Of course, this is a suggestion for the future and not a standard, so how will it happen? The proposal is to use headers for the public API of existing modules, and define modules to be a set of headers:
// /usr/include/module.map module std { module stdio { header "stdio.h" } module stdlib { header "stdlib.h" } module math { header "math.h" } exclude header "assert.h" } module ClangAST { umbrella "AST/AST.h" module * { } } // can use "import ClangAST.Decl" for AST/Decl.h
To facilitate module generation in future (and in part to make it easy for Objective-C frameworks to export modules) an 'umbrella module' allows a set of headers in a directory to be exported as a single module.
Compilers that are adapted to process modules can take advantage of a single pass over the headers to construct the module, and then re-use that module information in subsequent headers. (The format of the compiled module isn't yet specified, and may be compiler-specific.) Modules may also add additional meta-information, such as what libraries are required for the module to run – this will allow the compiler to pick up on the linking flags needed for each of the modules without the user having to build up a large array of -l flags at link time.
To take advantage of modules, the only change required at the client side will be to replace the #include
with an equivalent import
. Additionally, modules can provide better compiler diagnostics since they have the information of what modules export which functions/types after pre-processing is done; this will allow compiler errors and IDE quick fixes to suggest adding the required import instead of falling over.
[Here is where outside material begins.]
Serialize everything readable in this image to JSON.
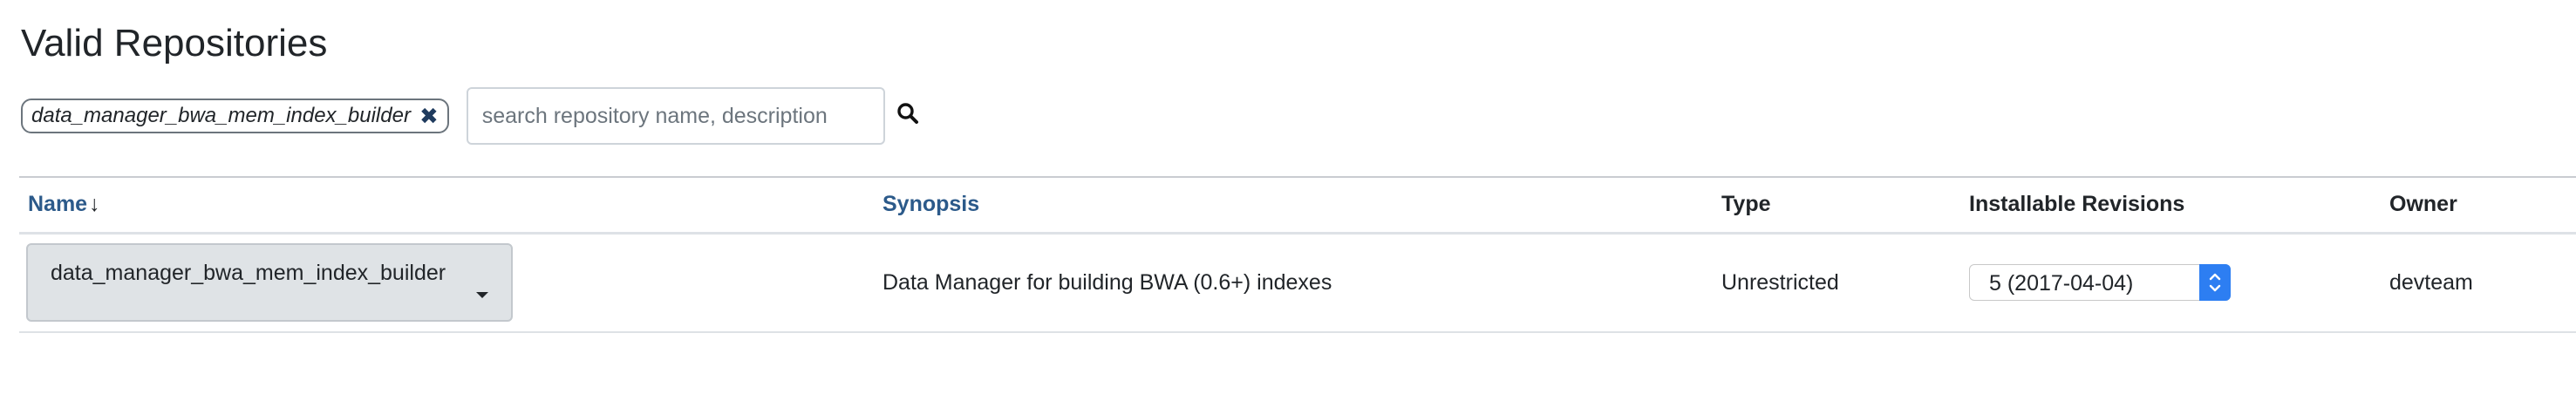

Finally, re-using module information also permits debugging information to be associated with the module, instead of with every object file that replicates the contents. This results in both the compiler and linker emitting less debugging information, which in turn, speeds up the compilation time. It also provides additional type information to the debugger, so the debugger will report the correct types as defined in the module (instead of them being the result of in-lined text in each object file).
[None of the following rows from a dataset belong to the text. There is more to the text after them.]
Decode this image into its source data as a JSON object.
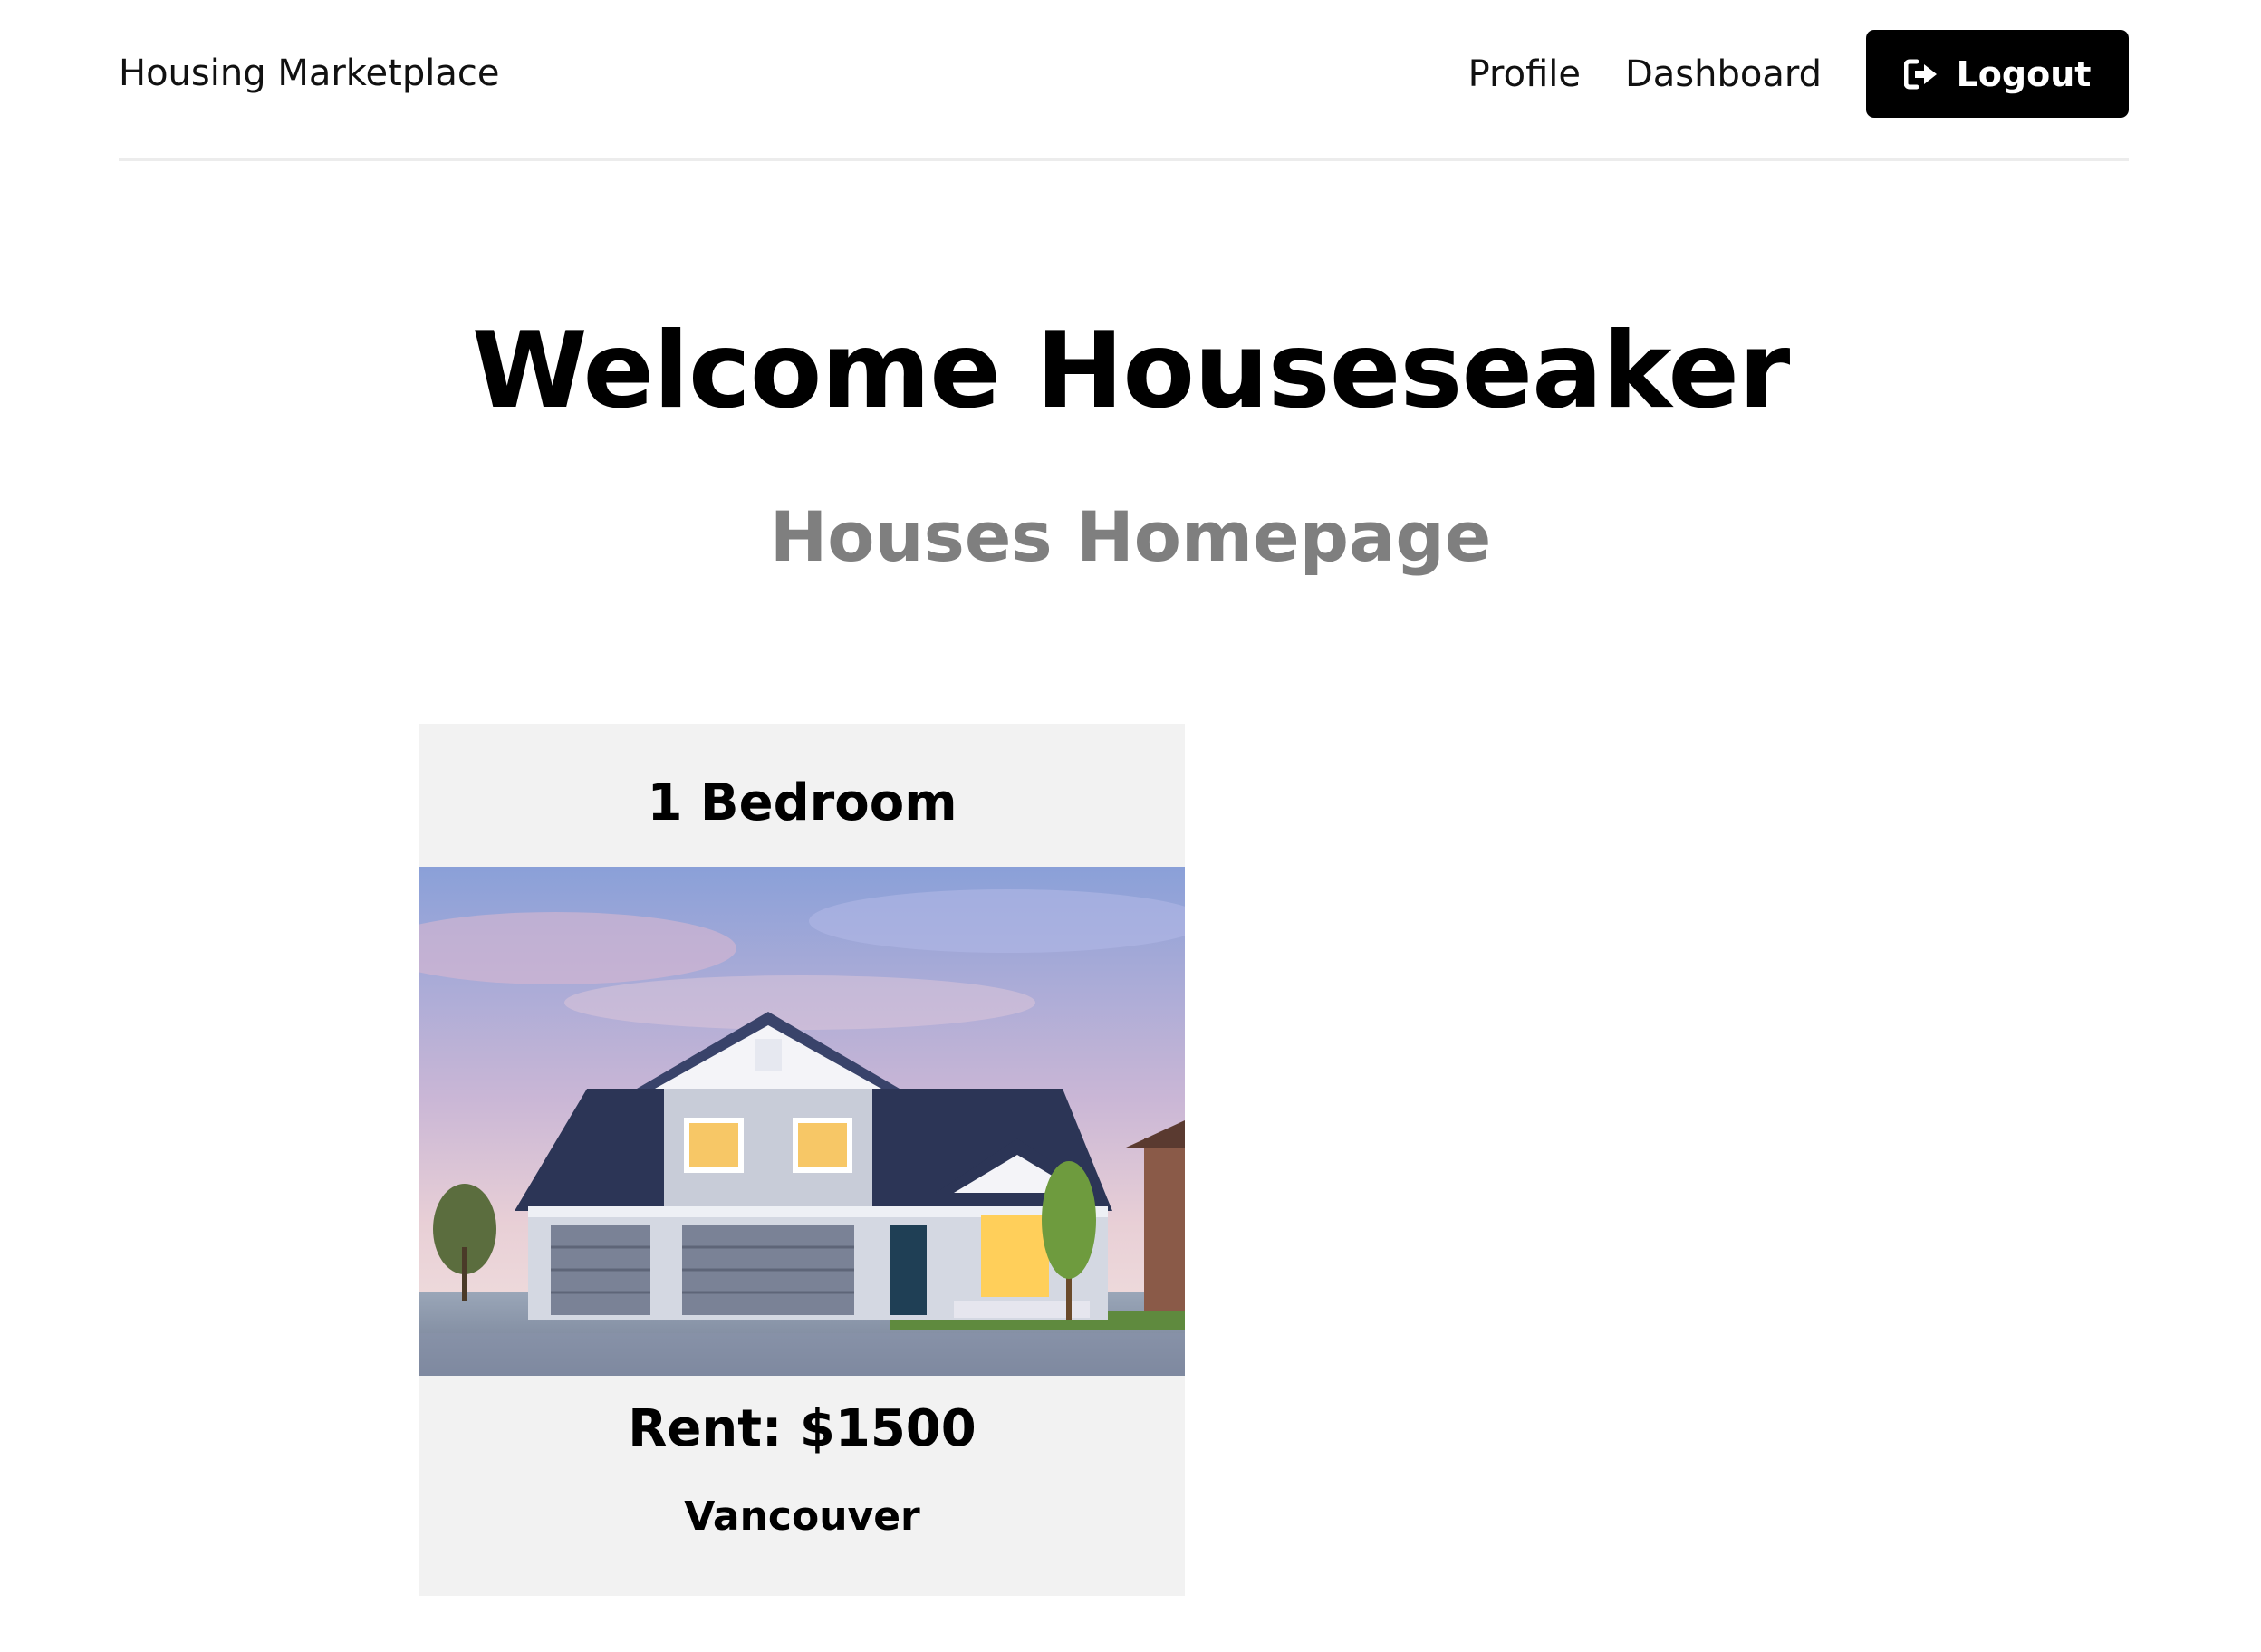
{
  "navbar": {
    "brand": "Housing Marketplace",
    "links": [
      {
        "label": "Profile"
      },
      {
        "label": "Dashboard"
      }
    ],
    "logout_label": "Logout",
    "logout_icon": "sign-out-icon"
  },
  "hero": {
    "title": "Welcome Houseseaker",
    "subtitle": "Houses Homepage"
  },
  "listings": [
    {
      "title": "1 Bedroom",
      "image": "house-photo",
      "rent": "Rent: $1500",
      "city": "Vancouver"
    }
  ],
  "colors": {
    "accent": "#000000",
    "subtitle": "#7f7f7f",
    "card_bg": "#f2f2f2",
    "divider": "#ececec"
  }
}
The net effect of the modules proposal is to provide a transition path and compatibility with existing tools, whilst providing benefits (primarily in the form of compilation speed and improved diagnostic error messages/debugging) with very little change required by the users. It also provides an incremental way that files can be upgraded, switching from individual pre-processor instructions to module based imports. Whilst no compilation speed measurements were given as part of the modules presentation, work is already underway in LLVM to implement these modules. And although the modules don't take into account either versioning or name-spacing (largely due to having to build in backward compatibility) the benefits, if widely adopted, will have a significant boost in compilation speed of C and C++ based programs. Furthermore, the backward compatibility story has been explicitly laid out, and like the LLVM blocks specification, is likely to be made available for inclusion in other compilers or standards as and when required. However, of the widely used C and C++ compilers, the LLVM compiler toolchain has been the only one innovating and leading by example. Whether these features are introduced in other compilers will likely depend on the success of the LLVM implementation and the benefits it confers.